If the child is in daycare or a church setting the parent is suppose to tell the daycare or church and the daycare/church must clean everything and send a letter with each child that has been within the daycare to cheeck their childs hair for possible lice.
if its a playdate kind of thing Id mention it! I would want to know just so we could watch out for it!
Hope things work out for your friend!
It is a kindness to inform the other parents that your child has been in contact with lice. One possible way of going about this is to notify the childrens school first. If the children are not in school then let the parents know that there has been an out-break and your child has been affected. Since he/she are friends with their children "you" thought it only fair to let them know.

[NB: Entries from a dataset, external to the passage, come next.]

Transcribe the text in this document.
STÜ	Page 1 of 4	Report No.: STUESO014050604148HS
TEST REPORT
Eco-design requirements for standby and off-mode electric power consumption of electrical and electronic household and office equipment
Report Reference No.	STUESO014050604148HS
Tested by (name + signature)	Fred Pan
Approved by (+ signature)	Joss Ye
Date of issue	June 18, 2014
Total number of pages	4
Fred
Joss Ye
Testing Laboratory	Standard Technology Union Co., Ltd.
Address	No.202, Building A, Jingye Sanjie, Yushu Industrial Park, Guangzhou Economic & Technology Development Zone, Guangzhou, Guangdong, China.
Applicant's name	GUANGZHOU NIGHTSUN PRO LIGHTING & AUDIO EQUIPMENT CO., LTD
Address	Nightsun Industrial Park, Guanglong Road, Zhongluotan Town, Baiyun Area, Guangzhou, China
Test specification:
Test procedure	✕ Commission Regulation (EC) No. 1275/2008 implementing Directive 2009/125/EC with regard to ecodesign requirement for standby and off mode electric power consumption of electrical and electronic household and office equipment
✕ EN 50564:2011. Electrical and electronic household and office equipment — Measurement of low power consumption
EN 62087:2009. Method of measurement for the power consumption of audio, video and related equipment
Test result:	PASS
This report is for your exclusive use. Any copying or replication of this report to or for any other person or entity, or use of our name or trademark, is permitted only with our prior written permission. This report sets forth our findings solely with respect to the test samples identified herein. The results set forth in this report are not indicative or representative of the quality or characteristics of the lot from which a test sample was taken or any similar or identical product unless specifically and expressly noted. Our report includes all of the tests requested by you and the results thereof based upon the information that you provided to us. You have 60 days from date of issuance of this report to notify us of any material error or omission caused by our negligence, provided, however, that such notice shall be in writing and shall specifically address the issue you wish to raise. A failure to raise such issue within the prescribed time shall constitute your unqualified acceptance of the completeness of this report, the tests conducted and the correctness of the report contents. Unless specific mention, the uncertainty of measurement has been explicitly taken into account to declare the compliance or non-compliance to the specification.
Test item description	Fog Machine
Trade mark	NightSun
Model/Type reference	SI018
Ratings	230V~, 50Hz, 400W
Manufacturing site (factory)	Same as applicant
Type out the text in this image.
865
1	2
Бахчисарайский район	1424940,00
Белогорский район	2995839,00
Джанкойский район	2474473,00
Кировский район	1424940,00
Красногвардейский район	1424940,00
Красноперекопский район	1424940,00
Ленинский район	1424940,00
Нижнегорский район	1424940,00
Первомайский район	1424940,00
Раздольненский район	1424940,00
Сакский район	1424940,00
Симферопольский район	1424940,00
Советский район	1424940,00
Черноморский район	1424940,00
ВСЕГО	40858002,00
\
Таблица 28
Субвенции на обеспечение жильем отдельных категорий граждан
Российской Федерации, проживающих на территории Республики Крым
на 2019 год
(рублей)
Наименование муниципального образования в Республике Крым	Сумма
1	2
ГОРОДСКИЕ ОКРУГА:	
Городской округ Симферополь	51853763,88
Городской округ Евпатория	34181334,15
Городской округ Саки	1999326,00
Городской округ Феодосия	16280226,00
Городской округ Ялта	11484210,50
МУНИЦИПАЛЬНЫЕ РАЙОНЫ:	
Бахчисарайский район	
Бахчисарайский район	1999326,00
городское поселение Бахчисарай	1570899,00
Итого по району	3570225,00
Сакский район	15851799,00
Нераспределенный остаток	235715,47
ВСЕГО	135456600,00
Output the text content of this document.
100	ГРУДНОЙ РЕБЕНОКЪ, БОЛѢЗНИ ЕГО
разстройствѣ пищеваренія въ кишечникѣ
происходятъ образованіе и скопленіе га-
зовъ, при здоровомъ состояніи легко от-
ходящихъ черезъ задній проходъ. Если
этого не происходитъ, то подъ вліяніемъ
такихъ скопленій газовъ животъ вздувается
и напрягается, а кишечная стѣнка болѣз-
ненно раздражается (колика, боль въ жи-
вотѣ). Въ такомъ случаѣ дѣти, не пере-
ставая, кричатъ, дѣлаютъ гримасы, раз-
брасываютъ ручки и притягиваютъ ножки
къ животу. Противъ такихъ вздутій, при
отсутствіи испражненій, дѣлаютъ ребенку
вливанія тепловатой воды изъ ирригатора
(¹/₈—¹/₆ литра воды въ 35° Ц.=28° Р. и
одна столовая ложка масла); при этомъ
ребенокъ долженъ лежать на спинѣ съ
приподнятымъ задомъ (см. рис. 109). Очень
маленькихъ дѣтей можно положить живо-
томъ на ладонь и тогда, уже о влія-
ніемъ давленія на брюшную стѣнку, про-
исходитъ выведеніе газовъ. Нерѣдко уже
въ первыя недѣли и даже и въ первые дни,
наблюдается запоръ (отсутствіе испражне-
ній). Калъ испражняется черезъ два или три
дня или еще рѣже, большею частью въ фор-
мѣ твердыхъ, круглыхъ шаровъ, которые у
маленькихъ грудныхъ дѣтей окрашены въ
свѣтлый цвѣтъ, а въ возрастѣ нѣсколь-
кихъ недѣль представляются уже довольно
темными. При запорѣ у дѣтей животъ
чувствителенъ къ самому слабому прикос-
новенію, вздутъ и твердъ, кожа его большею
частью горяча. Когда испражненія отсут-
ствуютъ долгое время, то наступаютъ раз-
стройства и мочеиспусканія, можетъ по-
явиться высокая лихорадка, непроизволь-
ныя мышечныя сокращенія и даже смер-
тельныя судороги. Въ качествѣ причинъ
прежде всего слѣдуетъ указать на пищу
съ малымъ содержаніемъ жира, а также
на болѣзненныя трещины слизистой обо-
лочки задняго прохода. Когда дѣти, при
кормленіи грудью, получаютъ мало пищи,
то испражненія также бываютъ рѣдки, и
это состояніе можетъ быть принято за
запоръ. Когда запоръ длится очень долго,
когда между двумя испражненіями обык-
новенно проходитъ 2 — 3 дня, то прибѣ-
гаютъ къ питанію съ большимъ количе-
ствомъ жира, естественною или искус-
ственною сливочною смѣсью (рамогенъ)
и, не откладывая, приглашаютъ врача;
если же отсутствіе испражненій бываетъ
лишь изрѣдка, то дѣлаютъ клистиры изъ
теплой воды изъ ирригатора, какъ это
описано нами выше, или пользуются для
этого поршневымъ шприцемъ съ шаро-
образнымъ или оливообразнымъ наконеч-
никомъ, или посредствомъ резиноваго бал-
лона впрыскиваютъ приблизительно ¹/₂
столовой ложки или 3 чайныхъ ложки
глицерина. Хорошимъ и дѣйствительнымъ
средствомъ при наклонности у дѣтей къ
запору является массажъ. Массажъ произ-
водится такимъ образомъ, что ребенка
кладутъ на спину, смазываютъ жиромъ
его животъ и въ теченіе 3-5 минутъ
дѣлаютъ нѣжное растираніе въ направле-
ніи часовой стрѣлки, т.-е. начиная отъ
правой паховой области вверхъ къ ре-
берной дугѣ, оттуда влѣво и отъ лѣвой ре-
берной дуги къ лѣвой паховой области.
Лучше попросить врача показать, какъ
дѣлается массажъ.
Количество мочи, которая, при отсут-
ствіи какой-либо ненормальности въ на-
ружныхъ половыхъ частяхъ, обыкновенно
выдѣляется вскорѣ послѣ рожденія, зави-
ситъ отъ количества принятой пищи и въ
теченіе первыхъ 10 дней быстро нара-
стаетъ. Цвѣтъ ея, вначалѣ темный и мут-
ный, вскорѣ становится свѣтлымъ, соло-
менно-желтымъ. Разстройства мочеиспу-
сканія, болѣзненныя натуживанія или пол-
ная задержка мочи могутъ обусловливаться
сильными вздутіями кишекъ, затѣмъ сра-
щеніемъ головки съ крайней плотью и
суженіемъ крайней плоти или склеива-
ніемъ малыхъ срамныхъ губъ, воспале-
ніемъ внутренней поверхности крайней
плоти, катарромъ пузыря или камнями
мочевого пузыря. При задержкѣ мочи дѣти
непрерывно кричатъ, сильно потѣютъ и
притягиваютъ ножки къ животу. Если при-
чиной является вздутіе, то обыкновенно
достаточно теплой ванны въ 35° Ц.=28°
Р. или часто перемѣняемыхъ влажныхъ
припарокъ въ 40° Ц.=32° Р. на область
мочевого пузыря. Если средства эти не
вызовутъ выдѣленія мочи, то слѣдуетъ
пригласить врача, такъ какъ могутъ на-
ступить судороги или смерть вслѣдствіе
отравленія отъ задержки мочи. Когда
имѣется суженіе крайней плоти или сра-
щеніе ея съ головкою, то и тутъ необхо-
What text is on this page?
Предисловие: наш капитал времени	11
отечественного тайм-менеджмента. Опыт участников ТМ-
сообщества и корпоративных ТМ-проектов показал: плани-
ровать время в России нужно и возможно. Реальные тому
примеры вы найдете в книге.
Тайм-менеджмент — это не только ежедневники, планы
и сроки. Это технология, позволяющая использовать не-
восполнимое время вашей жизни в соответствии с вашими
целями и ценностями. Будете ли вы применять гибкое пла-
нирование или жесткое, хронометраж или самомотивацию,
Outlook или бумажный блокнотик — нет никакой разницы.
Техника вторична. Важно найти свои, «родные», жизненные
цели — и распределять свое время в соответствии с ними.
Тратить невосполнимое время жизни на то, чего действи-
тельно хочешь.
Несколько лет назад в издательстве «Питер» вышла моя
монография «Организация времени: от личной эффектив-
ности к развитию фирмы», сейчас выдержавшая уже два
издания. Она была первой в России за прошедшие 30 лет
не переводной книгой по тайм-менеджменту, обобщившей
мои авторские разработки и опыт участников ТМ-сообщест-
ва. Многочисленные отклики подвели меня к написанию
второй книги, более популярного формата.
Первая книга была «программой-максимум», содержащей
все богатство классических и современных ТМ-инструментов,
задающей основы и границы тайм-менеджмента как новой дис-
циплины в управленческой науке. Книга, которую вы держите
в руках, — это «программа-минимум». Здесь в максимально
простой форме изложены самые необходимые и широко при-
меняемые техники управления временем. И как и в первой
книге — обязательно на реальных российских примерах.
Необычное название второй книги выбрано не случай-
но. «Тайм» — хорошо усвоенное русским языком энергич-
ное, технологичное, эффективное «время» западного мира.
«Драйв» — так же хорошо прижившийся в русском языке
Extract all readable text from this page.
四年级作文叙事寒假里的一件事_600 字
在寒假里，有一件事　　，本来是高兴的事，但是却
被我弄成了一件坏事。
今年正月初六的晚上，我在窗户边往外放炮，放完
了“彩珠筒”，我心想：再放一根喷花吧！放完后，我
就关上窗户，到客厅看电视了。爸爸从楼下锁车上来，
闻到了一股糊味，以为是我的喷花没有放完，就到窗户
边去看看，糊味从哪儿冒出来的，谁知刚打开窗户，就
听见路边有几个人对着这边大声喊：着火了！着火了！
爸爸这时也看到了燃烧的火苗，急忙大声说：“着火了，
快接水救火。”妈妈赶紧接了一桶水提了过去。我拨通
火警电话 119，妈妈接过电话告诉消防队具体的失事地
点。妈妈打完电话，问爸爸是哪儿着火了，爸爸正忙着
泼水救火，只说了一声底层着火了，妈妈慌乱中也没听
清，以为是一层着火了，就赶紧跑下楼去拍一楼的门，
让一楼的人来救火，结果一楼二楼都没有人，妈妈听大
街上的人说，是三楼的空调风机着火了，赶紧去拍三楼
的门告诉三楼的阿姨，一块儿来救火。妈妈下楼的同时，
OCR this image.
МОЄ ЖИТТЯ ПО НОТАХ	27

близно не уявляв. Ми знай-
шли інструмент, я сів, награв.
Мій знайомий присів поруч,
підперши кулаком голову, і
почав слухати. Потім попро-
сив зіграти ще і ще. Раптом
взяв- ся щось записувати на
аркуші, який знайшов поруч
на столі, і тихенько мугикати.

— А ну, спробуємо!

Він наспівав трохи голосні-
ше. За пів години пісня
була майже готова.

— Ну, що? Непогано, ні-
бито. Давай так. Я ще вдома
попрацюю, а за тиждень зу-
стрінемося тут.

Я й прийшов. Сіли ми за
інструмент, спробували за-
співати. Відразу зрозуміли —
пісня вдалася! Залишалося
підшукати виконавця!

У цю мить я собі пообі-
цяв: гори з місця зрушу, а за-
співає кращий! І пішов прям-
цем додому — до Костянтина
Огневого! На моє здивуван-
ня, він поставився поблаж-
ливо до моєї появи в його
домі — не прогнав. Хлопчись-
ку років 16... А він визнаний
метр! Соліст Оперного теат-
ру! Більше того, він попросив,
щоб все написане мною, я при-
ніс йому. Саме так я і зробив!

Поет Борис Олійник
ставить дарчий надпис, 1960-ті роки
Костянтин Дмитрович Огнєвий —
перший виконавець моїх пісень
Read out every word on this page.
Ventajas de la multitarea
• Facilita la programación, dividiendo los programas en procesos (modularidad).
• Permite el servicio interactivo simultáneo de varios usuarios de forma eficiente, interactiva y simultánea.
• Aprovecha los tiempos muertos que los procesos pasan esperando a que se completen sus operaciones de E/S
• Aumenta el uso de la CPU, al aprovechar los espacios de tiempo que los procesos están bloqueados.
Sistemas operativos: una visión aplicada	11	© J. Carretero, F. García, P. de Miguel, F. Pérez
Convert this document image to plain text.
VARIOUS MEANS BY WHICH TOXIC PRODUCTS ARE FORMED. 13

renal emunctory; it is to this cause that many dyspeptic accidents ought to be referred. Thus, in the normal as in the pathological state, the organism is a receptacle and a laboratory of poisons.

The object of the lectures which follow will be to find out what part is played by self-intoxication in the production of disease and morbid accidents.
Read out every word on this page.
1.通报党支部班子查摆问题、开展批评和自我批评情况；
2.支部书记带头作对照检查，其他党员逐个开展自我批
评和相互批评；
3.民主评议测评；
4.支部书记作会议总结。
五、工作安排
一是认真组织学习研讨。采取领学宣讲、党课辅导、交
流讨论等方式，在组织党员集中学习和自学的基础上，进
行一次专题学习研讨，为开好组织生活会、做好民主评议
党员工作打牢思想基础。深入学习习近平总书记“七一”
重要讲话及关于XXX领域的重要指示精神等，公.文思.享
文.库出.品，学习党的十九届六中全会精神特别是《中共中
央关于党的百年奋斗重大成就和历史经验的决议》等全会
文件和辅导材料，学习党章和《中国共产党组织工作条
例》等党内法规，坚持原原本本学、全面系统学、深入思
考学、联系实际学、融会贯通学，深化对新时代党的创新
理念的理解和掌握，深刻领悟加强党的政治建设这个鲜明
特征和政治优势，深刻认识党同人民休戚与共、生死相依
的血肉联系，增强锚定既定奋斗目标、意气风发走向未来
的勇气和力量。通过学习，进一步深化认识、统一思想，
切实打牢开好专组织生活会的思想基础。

As a hairstylist it is actually illegal to let something like this pass but to my knowledge it is only morally correct for the general public. I strongly suggest doing the right thing. If the child loses friends over something like this that no one has control over then maybe those are not the friends you would have your little one be influenced by. Hope this helps.
I personally would want to know so that I could take a proactive approach to avoid them.
I realize it is something that happens and I would not have hard feelings toward someone.
In the past, if there has been a major outbreak at the school, we have received word from the nurse in the regular announcements.
So far, luck has held out for us.
TF
Let me share my lice nightmare with you - my dd best friend got head lice at her cousin's house last summer - parent's KNEW the cousins had lice - the kids all slept together etc - but didn't think their kiddo had lice - never told me (I babysit for these people)... long story short MAJOR lice infestation among all of our friends!!! Had they checked their child for lice the outbreak could have been contained. We didn't find out until another friend took her dd for a haircut before school!! So we traced it back to the original child - who had it BAD by that time. We worked so hard to eradicate the lice - but the girl it started with (parents had it too) - didn't follow the instructions correctly and she still had nits 6 months later....
Please tell anyone who had DIRECT contact or shared clothes, towels or hair stuff with the infected child!!! It is a public health issue.
I would say, inform the school that she has lice. They will do a check on the everyone in her class, send home information, and check her out to make sure it is gone before she is back in school. The school nurse will be very discreet as this is a common problem that happens in schools.
It is that parent's obligation to let the parents know. I will say this ~ if those children's families shun that child because of this, they are really not people you want your child around anyway. People of all social lines, ages, races, etc get lice ~ does not mean you are dirty. It can cause MAJOR problems in homes. I think it is disrespectful to not say anything ~ and really VERY selfish for that matter. I know it is embarassing, but if the shoe was on the other foot....wouldn't she want to know???